Phenylketonuria (PKU) is an inherited metabolic disorder caused by mutation within phenylalanine hydroxylase (PAH) gene. Loss-of-function of PAH leads to accumulation of phenylalanine in the blood/body of an untreated patient, which damages the developing brain, causing severe mental retardation. Current gene therapy strategies based on adeno-associated vector (AAV) delivery of PAH gene were effective in male animals but had little long-term effects on blood hyperphenylalaninemia in females. Here, we designed a gene therapy strategy using AAV to deliver a human codon-optimized phenylalanine amino lyase in a liver-specific manner. It was shown that PAL was active in lysing phenylalanine when it was expressed in mammalian cells. We produced a recombinant adeno-associated vector serotype 8 (AAV8) viral vector expressing the humanized PAL under the control of human antitrypsin (hAAT) promoter (AAV8-PAL). A single intravenous administration of AAV8-PAL caused long-term correction of hyperphenylalaninemia in both male and female PKU mice (strain Pah^enu2). Besides, no obvious liver injury was observed throughout the treatment process. Thus, our results established that AAV-mediated liver delivery of PAL gene is a promising strategy in the treatment of PKU.

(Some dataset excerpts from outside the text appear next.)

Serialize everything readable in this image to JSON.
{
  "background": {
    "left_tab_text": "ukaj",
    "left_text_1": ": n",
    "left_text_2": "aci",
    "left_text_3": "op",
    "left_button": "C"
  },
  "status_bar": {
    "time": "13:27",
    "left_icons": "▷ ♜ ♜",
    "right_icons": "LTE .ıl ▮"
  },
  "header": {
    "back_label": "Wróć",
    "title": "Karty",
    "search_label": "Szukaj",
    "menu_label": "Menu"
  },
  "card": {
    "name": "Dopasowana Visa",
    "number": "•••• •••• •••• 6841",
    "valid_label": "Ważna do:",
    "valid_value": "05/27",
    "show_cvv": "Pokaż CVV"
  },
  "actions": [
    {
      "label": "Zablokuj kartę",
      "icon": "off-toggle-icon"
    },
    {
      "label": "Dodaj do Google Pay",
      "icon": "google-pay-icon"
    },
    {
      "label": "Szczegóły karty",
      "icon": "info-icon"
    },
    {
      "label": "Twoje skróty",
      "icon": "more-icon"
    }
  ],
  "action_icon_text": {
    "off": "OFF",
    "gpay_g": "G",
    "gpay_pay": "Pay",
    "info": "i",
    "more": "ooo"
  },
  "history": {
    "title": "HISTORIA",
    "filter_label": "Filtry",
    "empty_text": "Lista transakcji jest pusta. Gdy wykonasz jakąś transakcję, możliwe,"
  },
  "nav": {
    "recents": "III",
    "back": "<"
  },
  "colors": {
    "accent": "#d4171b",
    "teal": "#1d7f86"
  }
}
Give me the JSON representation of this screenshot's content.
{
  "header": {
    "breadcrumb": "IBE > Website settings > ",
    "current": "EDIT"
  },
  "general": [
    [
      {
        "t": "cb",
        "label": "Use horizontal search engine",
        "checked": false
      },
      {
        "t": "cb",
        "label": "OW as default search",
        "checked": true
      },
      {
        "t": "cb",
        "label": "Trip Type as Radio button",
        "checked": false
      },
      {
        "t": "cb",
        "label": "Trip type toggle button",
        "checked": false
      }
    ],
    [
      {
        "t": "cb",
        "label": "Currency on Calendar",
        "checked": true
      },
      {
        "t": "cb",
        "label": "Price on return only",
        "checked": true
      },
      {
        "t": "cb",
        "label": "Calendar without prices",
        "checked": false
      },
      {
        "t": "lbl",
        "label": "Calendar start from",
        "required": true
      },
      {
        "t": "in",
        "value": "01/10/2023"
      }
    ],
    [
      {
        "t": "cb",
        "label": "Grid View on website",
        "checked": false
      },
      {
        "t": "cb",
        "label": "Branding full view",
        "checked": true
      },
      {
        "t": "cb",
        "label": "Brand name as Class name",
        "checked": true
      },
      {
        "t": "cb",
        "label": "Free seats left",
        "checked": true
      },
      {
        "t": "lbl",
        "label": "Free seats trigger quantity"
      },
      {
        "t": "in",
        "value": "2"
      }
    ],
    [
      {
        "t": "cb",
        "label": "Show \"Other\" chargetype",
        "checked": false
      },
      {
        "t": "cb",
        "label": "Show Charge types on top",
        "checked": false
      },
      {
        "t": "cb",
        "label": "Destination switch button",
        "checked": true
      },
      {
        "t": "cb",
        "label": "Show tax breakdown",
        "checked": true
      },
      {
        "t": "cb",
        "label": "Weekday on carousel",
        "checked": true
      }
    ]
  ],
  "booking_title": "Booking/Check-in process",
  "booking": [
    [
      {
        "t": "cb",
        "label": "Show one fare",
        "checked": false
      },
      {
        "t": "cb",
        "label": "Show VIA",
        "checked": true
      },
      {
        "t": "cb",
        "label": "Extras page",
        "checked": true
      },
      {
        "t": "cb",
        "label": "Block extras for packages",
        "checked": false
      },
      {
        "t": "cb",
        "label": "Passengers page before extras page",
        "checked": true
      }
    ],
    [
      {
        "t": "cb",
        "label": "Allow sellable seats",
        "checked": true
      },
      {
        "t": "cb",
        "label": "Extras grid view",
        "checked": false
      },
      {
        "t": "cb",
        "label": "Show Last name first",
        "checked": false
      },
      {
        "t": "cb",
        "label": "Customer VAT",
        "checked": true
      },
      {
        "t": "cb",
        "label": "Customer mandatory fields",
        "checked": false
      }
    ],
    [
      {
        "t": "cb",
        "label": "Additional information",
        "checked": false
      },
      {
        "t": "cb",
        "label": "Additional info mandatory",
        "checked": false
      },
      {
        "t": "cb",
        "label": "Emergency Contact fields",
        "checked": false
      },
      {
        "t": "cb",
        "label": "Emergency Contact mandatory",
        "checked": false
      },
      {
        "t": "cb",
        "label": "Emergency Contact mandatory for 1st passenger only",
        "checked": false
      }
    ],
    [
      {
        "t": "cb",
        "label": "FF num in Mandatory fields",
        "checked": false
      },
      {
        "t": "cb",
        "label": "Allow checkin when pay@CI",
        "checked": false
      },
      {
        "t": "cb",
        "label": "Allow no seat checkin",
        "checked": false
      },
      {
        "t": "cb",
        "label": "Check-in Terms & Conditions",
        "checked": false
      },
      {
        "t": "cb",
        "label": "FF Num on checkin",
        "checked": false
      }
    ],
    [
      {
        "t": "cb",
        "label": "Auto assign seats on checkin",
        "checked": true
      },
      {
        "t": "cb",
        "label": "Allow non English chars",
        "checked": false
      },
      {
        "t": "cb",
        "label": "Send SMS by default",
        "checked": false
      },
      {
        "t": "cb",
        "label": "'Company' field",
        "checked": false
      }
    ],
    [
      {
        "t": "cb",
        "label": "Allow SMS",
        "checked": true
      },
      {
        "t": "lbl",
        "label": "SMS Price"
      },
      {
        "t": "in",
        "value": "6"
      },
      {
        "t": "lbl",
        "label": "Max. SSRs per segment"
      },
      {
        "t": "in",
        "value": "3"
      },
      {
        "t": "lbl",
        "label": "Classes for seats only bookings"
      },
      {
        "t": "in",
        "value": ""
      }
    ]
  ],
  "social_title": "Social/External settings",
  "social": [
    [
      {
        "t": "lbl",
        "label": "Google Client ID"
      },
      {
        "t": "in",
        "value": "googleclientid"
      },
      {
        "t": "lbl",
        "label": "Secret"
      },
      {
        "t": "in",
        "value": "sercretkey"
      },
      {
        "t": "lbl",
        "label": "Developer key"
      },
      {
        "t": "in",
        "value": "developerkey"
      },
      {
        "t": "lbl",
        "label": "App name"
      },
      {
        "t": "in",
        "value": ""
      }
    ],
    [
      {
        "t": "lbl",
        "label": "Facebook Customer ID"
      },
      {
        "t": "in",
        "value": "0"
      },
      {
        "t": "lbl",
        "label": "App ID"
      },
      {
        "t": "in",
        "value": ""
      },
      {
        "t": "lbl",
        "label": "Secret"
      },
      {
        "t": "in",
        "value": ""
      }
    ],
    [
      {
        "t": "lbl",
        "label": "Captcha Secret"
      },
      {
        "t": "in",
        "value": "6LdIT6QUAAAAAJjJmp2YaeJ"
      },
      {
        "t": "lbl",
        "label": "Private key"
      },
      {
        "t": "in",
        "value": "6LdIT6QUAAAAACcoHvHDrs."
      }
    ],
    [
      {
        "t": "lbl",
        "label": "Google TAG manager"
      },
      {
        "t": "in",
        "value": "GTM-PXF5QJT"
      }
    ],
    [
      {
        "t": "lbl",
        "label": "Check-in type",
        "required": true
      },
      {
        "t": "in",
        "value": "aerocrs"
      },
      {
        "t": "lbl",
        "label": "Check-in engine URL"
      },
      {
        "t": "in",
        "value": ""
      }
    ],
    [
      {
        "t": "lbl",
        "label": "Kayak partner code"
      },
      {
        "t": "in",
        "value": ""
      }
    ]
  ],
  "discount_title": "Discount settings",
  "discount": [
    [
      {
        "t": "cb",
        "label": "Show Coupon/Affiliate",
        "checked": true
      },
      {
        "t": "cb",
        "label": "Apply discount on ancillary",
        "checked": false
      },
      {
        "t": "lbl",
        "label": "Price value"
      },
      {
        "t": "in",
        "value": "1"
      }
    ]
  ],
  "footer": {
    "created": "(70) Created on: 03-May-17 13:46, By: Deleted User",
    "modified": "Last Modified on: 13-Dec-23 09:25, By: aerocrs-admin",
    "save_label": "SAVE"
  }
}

苯丙酮尿症（PKU）是一种由苯丙氨酸羟化酶（PAH）基因突变引起的遗传性代谢疾病。PAH 的功能丧失导致苯丙氨酸在未经治疗的患者的血液/体内积聚，从而损害发育中的大脑，导致严重的智力迟钝。目前基于 PAH 基因的腺相关载体 (AAV) 递送的基因治疗策略对雄性动物有效，但对雌性血液高苯丙氨酸血症几乎没有长期影响。在这里，我们设计了一种基因治疗策略，使用 AAV 以肝脏特异性方式递送人类密码子优化的苯丙氨酸氨基裂合酶。结果表明，当 PAL 在哺乳动物细胞中表达时，它具有裂解苯丙氨酸的活性。我们生产了一种重组腺相关载体血清型 8 (AAV8) 病毒载体，该病毒载体在人抗胰蛋白酶 (hAAT) 启动子 (AAV8-PAL) 的控制下表达人源化 PAL。单次静脉注射 AAV8-PAL 可长期纠正雄性和雌性 PKU 小鼠（Pah 菌株）的高苯丙氨酸血症。^enu2 )。此外，在整个治疗过程中未观察到明显的肝损伤。因此，我们的研究结果表明，AAV 介导的 PAL 基因肝脏递送是治疗 PKU 的有前景的策略。